Friday, June 19, 2009

Developing countries paying an enormous price for climate-related disasters

I am just back from NYC where we launched this year's edition of the World Disasters Report to major donors, international media, humanitarian forums and, importantly, member states of the United Nations, including the wonderfully named UN office for the least developed countries, landlocked developing countries and small island developing states - or OHRLLS for short.

This last grouping is an extremely important constituency for the Red Cross not least because these states represent the vast majority of people 'on the receiving end' of climate change, which was a central theme of our report.

Called "Early Warning, Early Action", the report advocates for improving early warning systems, taking action in advance of disasters and especially, working closely with communities at risk to improve our knowledge about the humanitarian impact of climate change while sharing forecasting data in a way that can be understood and used to alleviate or avoid disasters.

It is an accepted fact these days that while the 'developed world' has created the circumstances that have led to climate change it is the 'developing world' that bears the cost, particularily in economic and humanitarian terms.
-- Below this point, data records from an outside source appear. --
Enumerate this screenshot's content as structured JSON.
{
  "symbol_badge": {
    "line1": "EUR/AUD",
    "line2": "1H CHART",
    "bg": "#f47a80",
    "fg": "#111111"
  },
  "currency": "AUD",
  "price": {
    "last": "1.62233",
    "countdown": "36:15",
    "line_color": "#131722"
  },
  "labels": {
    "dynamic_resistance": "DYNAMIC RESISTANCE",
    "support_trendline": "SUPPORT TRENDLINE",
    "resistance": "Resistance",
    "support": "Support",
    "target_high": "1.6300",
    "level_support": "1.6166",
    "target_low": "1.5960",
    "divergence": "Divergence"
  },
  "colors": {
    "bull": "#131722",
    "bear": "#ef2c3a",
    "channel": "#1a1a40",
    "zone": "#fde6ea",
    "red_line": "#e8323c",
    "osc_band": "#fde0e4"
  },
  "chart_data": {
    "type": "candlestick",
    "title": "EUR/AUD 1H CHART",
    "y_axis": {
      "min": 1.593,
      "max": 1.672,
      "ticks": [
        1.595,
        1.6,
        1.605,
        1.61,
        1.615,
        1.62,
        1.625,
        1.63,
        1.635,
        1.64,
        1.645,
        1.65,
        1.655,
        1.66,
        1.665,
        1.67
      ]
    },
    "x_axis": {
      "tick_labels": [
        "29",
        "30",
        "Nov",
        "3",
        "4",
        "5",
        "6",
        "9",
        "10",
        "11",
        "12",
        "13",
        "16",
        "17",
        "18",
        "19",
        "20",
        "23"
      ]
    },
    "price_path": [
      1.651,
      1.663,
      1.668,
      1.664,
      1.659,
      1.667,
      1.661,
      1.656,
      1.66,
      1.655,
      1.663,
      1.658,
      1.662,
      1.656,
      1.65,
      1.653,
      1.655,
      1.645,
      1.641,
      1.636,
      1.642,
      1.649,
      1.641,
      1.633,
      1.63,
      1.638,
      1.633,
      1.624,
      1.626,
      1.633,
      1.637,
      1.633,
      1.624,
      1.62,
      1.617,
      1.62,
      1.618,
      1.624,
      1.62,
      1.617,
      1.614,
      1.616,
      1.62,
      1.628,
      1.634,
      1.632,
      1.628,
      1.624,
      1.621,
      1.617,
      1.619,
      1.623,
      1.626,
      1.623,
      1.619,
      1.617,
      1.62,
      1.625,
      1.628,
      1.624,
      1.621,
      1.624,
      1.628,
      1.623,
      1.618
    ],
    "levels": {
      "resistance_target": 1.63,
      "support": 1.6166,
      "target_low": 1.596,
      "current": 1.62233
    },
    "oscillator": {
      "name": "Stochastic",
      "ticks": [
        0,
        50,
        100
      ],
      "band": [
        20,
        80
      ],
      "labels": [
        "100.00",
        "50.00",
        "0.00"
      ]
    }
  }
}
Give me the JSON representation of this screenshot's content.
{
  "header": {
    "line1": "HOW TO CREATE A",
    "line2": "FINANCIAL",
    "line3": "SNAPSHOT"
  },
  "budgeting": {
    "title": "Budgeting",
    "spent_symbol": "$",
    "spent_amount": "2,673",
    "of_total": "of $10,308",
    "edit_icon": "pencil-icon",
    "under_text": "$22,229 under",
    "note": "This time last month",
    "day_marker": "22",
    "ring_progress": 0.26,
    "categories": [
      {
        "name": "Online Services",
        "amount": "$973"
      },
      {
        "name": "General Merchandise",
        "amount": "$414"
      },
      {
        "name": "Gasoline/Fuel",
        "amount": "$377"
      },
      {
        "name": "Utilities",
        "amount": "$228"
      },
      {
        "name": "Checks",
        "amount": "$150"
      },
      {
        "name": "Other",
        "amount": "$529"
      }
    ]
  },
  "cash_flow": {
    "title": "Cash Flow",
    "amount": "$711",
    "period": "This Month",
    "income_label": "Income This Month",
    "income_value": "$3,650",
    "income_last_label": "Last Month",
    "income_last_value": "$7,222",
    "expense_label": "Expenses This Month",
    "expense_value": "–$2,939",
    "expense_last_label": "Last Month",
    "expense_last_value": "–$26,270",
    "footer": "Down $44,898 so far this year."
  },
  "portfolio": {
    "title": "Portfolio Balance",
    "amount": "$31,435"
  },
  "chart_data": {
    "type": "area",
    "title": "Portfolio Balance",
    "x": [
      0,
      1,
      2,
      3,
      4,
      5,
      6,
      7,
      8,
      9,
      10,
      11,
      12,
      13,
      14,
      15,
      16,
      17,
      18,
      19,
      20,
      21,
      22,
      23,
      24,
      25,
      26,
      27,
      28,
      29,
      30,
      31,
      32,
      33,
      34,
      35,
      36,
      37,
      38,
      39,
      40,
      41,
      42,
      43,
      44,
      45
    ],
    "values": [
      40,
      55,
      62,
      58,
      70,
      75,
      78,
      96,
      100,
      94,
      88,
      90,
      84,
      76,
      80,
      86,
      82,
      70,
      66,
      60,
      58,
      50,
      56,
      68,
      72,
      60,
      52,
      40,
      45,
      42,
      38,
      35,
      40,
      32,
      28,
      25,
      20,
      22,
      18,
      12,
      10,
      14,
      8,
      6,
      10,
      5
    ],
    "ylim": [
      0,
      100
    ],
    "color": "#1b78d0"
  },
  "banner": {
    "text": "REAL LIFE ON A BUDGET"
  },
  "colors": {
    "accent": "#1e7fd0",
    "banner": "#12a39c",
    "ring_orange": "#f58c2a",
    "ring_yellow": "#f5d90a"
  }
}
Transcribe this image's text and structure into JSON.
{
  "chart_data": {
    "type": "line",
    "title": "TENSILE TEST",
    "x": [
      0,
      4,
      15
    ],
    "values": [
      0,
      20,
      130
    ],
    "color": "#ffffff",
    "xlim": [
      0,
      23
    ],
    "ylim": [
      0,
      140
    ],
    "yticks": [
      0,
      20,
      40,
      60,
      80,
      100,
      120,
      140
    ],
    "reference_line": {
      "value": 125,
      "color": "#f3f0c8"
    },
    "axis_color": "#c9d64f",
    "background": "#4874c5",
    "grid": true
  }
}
Our report shows how this cost has become truly disproportionate and alarm bells are now ringing to take responsibility and redress the balance. Here is a sample of some of the outcomes of the research:
  • 213 million people were affected by 329 natural (and 259 technological) disasters at a global cost of U$D181 billion.
  • Developing countries are by far the most affected bearing the brunt of 76% of all disasters.
  • 99% of people affected by disasters (through death, displacement, loss of livlihoods or assets for example) are from the developing world
  • 65% of economic losses occur in developing countries (this shows that economic losses are somewhat more equally distributed, especially compared to human costs).
  • 1% of economic losses are insured in developing countries (demonstrating why the Red Cross is often called the insurance company for the uninsured).
  • People living in developing countries have a 44 times higher chance of being killed by disasters than their counterparts in the developed world.
  • In the 1990's there were approximately 200 weather-related disasters per year; between 1999 and 2008 this had risen steeply to an average of 350.
These figures (and there are many more pages of similar stats) show that there is a moral imperative and responsibility to invest in developing countries' efforts to reduce the risks of disasters. Not only will this protect lives and livelihoods but it will safegaurd development gains for future generations.

Note about the picture above: In Haiti, church bells are rung to sound the alarm when storms and hurricanes approach. This is a good example of the types of effective early warning practices which the report advocates for.

Note about "Developing Countries" - definition of developing countries is a combination of medium and least developed countries in accordance with the UNDP's human development index.